The instructions assume NVMe drives but apply similarly to SSDs.
1. Identify the failed NVMe drive
List all drives to find the failed device:
lsblk
Note: If, for example, /dev/nvme0n1
is missing, that drive is likely faulty.
2. Install the new NVMe drive
Install the new NVMe drive and list drives again:
lsblk
3. Copy partition layout to the new NVMe
Copy the partition layout from the healthy drive (e.g., /dev/nvme1n1
) to the new one (/dev/nvme0n1
):
sgdisk /dev/nvme1n1 -R /dev/nvme0n1 # Copy layout from healthy drive to new drive sgdisk -G /dev/nvme0n1 # Generate new GUIDs for the new partitions
4. Find the device IDs of the new partitions
List the device IDs to find the correct identifiers:
ls -l /dev/disk/by-id/ | grep nvme0n1
Important:
-
Identify especially the boot partition ID (usually
part2
– EFI system partition). -
Also note the ID of the ZFS data partition (
part3
).
Example output:
/dev/disk/by-id/nvme-SSD123456-part2 /dev/disk/by-id/nvme-SSD123456-part3
5. Repair the ZFS mirror
Replace the failed ZFS partition (replace <OLD_PART3_ID>
and <NEW_PART3_ID>
with the actual IDs):
zpool replace -f rpool /dev/disk/by-id/<OLD_PART3_ID> /dev/disk/by-id/<NEW_PART3_ID>
Check progress:
zpool status
Wait until resilvering is complete (both drives show ONLINE
status).
6. Prepare the EFI partition
Format and initialize the EFI partition on the new drive (replace <NEW_PART2_ID>
):
proxmox-boot-tool format /dev/disk/by-id/<NEW_PART2_ID>
Explanation: Formats the EFI partition as FAT32 (required for the bootloader).
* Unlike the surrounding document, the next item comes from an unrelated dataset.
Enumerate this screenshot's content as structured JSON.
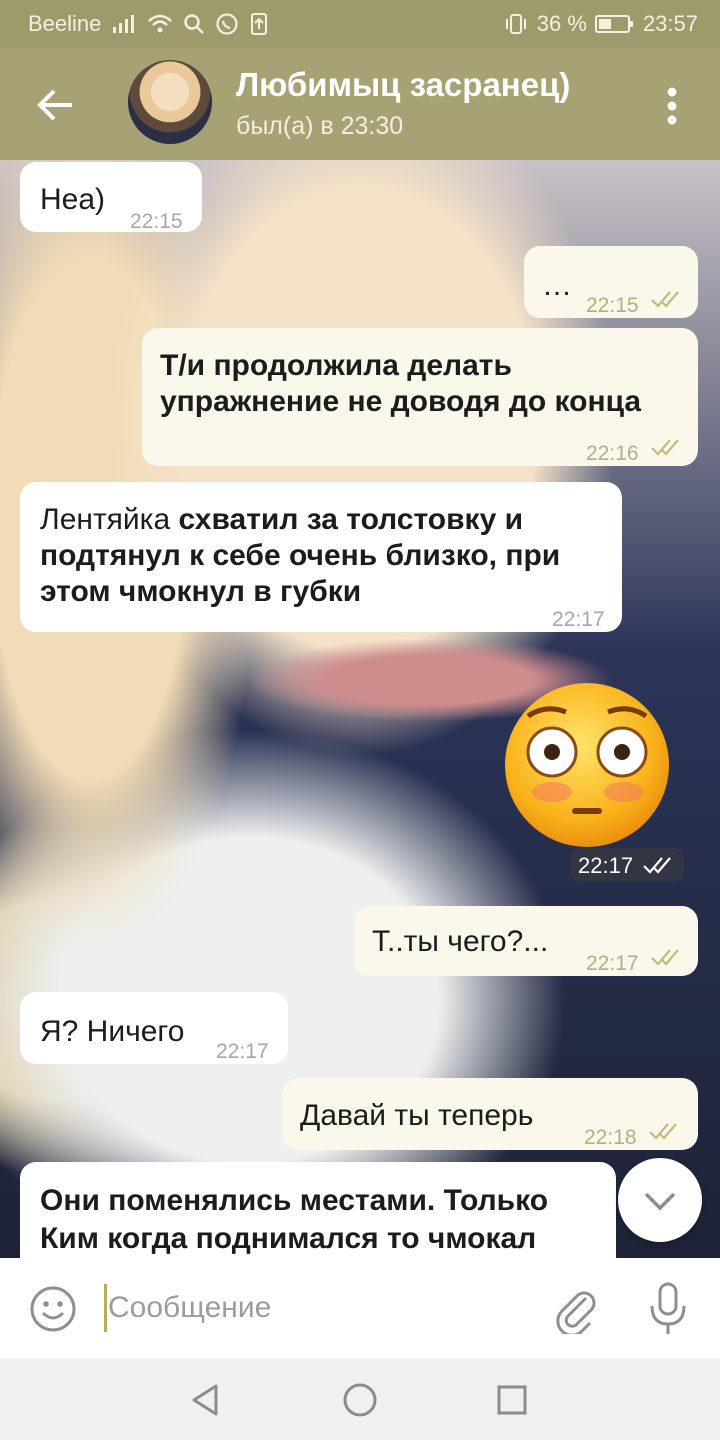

proxmox-boot-tool init /dev/disk/by-id/<NEW_PART2_ID>
Explanation: Initializes the EFI partition with systemd-boot and prepares it as boot partition.
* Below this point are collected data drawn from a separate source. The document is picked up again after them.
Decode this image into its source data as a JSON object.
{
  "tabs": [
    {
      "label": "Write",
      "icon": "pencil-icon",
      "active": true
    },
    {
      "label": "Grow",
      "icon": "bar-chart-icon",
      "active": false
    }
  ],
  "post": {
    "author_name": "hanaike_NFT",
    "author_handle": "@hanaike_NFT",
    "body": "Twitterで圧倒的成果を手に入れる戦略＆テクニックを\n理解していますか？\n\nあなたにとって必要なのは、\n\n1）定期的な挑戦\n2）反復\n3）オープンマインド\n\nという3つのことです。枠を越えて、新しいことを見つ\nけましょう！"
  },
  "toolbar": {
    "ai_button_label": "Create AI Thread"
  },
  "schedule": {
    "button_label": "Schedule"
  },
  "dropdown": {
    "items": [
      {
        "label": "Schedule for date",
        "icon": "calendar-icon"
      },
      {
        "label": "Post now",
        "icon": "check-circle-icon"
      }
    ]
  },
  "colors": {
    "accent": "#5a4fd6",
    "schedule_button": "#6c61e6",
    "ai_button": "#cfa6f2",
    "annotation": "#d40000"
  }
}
7. Update and clean the boot configuration
Run these commands to update the bootloader configuration and remove outdated entries:
proxmox-boot-tool refresh
Explanation: Updates kernel and bootloader configuration on the EFI partition.
proxmox-boot-tool clean
Explanation: Removes orphaned or non-existing EFI partitions from the configuration.
proxmox-boot-tool status
Explanation: Shows current boot system status, active partitions, and bootloader setup.
Completion:
Once resilvering is finished and both drives show ONLINE
status, your system is redundant and bootable again. Reboot only after resilvering has completed.